Superconductors and the periodic penetration parameter: Defining and utilizing in diverse applications

Abstract

There are various types of materials that have different levels of electrical conductivity, and one category is known as superconductors or superconducting materials. Superconducting materials are characterized by their complete lack of electrical resistivity. These materials are highly important due to their wide range of applications in electricity transmission, although they do have certain limitations. The Bardeen–Cooper–Schryver theory and the Ginzburg–Landau theory are two significant theories used to explain the nature of superconducting materials. Of particular interest in this study is the Ginzburg–Landau differential equation, which is considered a vital equation in this field. This equation belongs to a class of nonlinear differential equations. Our research focuses on simulating solutions to the Ginzburg–Landau equation under steady-state conditions. We conducted simulations for several superconducting materials, including aluminum, niobium, lead, tin, niobium germanide, niobium tin, vanadium silicate, lead hexa-molybdenum octa-sulfur, magnesium diboride, uranium triplatinum, potassium, barium copper oxide, yttrium, calcium copper oxide, and barium mercury.

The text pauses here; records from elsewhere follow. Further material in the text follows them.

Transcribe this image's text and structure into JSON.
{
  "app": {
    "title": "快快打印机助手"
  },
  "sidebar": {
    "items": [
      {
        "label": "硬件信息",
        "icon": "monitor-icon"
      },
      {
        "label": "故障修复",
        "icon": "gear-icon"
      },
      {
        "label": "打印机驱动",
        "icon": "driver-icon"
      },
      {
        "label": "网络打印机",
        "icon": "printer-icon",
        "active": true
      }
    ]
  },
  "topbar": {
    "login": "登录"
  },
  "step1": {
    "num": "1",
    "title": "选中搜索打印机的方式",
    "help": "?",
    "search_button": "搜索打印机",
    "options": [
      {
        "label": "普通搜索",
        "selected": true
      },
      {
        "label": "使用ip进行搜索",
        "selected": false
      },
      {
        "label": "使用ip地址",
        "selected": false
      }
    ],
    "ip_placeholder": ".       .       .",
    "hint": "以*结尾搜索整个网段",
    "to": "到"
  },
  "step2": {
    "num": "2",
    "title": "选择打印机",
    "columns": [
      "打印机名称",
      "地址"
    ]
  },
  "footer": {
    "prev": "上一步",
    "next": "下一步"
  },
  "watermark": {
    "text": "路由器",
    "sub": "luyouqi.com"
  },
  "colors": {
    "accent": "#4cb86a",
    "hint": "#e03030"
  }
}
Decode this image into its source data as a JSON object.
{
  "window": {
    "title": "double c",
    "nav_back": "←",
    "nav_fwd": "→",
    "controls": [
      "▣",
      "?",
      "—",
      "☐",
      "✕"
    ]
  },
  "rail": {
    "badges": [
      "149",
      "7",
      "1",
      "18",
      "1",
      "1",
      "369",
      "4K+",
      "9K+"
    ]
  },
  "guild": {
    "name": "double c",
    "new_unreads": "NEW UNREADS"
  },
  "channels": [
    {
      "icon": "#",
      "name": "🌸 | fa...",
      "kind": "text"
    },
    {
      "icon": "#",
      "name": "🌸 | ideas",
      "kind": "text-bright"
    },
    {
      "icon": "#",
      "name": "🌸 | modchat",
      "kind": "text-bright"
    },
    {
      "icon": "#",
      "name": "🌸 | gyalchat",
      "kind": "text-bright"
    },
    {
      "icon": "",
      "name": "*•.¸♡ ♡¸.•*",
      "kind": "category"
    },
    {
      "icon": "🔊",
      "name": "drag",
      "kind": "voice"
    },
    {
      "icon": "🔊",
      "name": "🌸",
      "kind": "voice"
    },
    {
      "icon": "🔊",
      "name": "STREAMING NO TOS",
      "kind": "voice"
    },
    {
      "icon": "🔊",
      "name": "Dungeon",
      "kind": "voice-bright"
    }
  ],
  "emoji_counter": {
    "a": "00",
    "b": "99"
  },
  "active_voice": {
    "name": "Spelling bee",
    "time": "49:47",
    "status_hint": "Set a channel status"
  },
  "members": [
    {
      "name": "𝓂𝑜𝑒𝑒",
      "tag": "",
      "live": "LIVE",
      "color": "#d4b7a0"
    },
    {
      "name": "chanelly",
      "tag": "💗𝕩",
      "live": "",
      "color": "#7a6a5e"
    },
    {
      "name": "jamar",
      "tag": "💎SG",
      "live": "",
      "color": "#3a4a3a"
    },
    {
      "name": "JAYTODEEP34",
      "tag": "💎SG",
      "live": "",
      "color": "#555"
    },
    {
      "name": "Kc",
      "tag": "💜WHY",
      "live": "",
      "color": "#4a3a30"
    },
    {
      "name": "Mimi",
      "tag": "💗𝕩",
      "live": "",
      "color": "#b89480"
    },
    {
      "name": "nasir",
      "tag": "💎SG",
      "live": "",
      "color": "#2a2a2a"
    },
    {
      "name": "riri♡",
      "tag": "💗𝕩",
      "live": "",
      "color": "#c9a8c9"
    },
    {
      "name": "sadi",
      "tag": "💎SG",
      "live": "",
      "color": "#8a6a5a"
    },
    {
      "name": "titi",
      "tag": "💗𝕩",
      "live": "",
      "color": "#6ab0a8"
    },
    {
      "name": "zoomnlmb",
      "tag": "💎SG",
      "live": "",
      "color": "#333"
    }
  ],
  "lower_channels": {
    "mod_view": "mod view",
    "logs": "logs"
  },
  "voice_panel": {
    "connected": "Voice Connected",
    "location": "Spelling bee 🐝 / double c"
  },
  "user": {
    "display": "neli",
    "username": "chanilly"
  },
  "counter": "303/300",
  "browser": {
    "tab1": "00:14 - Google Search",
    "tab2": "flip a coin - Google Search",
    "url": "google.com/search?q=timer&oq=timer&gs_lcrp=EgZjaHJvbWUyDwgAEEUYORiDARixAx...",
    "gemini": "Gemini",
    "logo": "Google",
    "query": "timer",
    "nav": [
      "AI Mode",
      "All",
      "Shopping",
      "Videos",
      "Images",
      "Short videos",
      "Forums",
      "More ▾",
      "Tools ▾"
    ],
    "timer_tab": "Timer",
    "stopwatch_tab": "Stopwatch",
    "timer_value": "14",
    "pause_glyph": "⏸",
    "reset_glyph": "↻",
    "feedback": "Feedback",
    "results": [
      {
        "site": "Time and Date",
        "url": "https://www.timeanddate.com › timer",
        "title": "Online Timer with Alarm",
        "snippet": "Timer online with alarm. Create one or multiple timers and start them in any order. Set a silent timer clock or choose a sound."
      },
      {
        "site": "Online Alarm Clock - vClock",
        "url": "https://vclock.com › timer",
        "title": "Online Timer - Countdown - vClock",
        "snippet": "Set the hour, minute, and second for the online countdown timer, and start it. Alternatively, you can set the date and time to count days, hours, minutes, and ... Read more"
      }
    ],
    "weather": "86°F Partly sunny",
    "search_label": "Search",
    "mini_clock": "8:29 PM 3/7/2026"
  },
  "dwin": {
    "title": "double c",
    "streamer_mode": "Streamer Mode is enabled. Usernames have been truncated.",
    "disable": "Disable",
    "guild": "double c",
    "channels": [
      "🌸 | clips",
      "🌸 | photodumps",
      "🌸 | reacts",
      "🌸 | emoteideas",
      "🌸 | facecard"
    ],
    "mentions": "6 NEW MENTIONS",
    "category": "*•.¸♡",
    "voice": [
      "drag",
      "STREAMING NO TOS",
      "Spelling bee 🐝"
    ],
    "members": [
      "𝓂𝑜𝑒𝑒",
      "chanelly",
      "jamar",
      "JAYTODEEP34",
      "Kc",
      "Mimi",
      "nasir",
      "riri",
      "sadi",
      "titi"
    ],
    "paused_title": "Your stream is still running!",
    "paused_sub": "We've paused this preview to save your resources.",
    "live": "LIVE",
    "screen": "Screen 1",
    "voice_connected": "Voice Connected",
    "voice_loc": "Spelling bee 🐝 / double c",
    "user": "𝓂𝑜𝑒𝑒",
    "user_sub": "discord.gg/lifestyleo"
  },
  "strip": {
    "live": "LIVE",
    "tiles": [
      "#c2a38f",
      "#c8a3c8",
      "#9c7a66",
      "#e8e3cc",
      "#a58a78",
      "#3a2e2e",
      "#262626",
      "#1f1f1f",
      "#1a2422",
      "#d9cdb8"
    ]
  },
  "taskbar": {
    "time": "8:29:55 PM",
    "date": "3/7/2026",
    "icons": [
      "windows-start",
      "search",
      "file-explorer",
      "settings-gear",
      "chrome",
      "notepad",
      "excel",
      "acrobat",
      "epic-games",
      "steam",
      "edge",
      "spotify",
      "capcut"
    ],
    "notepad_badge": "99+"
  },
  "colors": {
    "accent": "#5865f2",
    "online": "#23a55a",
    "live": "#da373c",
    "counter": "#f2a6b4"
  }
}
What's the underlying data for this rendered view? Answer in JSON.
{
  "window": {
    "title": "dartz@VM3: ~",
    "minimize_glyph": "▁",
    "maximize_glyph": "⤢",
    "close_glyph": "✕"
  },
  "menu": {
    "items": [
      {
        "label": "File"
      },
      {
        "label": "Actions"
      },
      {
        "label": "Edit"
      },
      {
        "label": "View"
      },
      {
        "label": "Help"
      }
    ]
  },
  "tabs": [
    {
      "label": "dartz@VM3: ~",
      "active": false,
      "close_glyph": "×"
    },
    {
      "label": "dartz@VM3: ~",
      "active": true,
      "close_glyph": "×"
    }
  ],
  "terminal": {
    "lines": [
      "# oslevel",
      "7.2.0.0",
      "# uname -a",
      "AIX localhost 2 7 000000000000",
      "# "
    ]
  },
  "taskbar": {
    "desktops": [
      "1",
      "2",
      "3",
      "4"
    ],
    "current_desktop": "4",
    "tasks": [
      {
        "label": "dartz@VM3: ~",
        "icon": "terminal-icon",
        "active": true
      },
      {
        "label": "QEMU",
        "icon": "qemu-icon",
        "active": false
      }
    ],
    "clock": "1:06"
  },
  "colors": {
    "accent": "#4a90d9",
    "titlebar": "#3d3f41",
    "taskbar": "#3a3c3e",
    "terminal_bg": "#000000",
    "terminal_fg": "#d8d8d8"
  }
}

We define a new parameter of the superconductor conduction materials, which is the periodic parameter of the superconductor. By analyzing the periodic solutions obtained from the Ginzburg–Landau differential equation, we were able to determine the values of the periodic penetration parameters for each material. Notably, monatomic superconducting materials exhibited periodic penetration parameters in the range of tens of micrometers, while tetra- and penta-elements materials had values in the tens of nanometers. Superconducting materials of two or three different elements showed average values for these parameters. These findings provide valuable insights into the characteristics and behavior of various superconducting materials.